Ma come si intenderanno Obama e Renzi, molto diversi fra loro, sotto il profilo "chimico"? «La chimica è secondaria, Obama cercherà di stabilire subito un buon rapporto con Renzi, gli conviene. Del resto Obama ha già avuto rapporti stretti con Monti, con Letta ma soprattutto con Napolitano. Continuerà con Renzi: fra Washington e Roma la forza del rapporto non è seconda a nessuno in Europa» dice ancora Kupchan. E Podesta aggiunge: «Certamente Renzi non è simile per carattere a Obama come lo erano Monti o Letta, ma è conosciuto a Washington: non è questione di essere simili o no secondo me, ma di avere gli stessi obiettivi». Gli stessi obiettivi, almeno sulla carta, ci sono. Il rapporto fra Germania e Stati Uniti è su uno dei livelli più bassi degli ultimi anni per la divergenza centrale proprio sul fronte del rilancio dell'economia. Renzi da questo punto di vista si trova allineato con la posizione americana e può diventare un punto di riferimento: crescita prima di tutto, con misure accompagnate da riforme strutturali vere, attese da troppo tempo, deregolamentazione, riforme del mercato del lavoro riduzione della burocrazia etc. È questa l'unica vera miscela che interessa a Barack Obama. E che interessa i grandi gestori della finanza a New York. «C'è qualche elemento di similitudine con Obama, che da presidente ha sofferto per la sua inesperienza e questo può essere stato un ostacolo nel trasformare buone idee in realtà» osserva invece Charles Kupchan. Lo svantaggio di Renzi?
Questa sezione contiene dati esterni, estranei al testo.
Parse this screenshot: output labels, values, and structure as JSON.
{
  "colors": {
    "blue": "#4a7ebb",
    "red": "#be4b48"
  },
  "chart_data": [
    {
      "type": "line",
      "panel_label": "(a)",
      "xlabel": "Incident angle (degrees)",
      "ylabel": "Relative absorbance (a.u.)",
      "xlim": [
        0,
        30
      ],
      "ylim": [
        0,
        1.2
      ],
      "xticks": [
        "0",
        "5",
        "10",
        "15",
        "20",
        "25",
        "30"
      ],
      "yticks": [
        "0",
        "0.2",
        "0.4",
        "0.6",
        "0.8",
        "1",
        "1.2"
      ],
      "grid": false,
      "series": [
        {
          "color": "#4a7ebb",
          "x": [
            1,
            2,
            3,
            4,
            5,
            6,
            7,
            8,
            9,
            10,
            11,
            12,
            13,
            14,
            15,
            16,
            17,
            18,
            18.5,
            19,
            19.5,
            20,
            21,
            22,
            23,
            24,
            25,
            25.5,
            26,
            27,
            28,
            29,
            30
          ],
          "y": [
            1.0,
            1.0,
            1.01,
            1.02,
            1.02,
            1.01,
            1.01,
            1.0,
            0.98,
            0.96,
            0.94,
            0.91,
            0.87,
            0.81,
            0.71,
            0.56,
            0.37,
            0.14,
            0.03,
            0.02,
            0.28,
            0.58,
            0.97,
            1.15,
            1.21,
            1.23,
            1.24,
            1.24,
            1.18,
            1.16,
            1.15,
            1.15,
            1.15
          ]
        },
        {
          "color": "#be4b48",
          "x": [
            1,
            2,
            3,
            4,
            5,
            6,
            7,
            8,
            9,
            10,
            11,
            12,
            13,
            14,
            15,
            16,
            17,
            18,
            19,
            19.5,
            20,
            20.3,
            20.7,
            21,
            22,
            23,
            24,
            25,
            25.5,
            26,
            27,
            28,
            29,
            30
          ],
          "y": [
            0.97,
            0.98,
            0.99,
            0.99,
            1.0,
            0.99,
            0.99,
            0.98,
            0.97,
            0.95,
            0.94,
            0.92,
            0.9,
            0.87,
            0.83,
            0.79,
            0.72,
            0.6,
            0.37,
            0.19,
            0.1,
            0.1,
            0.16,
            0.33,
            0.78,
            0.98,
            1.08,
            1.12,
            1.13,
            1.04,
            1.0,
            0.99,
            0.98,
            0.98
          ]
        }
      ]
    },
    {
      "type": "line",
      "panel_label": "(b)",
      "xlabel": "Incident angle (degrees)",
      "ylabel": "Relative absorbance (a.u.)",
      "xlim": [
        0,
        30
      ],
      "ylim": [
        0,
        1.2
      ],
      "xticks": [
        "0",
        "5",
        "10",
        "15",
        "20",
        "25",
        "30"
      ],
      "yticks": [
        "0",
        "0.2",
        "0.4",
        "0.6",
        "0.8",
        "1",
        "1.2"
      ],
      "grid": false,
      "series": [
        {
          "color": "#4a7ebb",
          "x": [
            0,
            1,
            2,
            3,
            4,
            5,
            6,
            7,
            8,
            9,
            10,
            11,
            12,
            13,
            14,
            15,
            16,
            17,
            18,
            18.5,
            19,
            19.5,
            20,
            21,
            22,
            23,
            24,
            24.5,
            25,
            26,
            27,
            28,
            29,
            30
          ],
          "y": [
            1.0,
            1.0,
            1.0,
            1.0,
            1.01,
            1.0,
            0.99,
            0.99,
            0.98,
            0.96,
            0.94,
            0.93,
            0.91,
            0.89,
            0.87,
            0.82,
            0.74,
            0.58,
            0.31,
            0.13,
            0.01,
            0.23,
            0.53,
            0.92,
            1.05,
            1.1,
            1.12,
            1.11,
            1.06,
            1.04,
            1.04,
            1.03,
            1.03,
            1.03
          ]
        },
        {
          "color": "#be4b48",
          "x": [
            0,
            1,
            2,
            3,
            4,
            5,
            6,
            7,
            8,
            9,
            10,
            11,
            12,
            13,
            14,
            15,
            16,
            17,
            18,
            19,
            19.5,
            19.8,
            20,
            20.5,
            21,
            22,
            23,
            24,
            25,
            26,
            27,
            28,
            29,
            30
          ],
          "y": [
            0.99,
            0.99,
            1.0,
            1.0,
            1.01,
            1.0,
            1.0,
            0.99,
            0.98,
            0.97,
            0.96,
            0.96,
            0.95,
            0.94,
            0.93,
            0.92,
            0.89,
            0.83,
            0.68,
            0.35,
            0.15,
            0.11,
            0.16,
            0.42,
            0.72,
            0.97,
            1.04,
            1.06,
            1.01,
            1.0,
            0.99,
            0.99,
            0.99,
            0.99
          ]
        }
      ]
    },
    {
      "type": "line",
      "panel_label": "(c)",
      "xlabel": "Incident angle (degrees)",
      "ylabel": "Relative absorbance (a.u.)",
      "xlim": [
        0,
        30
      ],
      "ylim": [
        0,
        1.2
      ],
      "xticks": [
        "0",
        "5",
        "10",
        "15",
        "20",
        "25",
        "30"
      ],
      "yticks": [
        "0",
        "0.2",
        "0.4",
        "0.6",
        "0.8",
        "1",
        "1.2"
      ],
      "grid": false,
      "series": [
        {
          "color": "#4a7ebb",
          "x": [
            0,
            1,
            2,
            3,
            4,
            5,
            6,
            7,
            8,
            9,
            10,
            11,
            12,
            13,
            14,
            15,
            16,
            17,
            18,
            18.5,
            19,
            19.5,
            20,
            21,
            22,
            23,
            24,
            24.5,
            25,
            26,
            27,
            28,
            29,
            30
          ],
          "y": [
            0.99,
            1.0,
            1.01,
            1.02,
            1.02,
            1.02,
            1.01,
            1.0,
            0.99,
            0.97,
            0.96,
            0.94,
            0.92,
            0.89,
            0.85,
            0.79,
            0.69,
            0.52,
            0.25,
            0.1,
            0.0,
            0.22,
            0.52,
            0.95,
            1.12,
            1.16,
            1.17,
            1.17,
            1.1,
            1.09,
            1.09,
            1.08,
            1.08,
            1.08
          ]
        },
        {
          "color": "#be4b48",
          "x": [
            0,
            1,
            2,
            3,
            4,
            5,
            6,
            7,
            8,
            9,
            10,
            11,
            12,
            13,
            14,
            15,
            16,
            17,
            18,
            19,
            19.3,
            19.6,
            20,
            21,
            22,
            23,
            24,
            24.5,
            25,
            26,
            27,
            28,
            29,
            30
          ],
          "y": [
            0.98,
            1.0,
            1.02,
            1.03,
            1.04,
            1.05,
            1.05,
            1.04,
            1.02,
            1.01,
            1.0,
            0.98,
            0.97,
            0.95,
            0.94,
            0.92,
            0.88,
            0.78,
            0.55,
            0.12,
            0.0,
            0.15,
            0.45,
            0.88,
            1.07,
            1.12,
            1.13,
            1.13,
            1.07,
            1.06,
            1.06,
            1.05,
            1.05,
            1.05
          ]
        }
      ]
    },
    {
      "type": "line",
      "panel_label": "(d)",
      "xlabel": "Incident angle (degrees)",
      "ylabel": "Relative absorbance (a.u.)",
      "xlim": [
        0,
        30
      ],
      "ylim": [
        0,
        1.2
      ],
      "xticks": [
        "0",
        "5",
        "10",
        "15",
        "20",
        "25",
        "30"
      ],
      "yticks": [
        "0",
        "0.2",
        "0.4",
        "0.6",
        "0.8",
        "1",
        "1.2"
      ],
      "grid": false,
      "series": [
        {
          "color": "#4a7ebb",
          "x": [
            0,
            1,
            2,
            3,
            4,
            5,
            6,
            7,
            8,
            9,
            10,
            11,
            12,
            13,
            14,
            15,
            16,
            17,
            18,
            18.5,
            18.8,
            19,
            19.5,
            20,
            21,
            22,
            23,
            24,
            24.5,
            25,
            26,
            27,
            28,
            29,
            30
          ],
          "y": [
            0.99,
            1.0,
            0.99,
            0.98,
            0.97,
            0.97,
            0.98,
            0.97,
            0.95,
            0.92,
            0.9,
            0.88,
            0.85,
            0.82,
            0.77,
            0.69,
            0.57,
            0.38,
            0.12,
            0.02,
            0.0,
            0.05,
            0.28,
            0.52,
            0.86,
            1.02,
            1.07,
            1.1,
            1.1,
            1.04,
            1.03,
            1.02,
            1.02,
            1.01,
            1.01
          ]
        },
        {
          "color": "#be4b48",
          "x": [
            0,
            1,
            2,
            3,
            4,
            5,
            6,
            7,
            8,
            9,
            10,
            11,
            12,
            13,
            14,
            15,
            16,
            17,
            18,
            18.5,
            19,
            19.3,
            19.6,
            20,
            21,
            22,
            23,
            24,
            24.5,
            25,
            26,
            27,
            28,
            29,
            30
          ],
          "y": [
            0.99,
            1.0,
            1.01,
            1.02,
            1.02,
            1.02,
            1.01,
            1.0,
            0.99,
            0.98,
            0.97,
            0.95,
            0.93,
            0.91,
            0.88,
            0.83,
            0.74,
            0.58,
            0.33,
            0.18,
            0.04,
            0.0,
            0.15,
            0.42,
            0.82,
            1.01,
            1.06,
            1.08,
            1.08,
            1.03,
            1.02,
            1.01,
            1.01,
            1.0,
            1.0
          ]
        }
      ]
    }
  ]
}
Quello di non aver avuto come i riformisti Clinton o Blair un Ronald Reagan o una Margaret Thatcher a preparare la strada. E se Renzi avrà bisogno della sponda del presidente americano, Obama per le sue politiche europee ha bisogno di avere come interlocutore un "doer", uno che "fa" come Renzi. E se Renzi, chiude Kupchan «non sembra agire attraverso la riflessione e la persuasione come Obama...in comune hanno anche il fatto di essere entrambi giovani».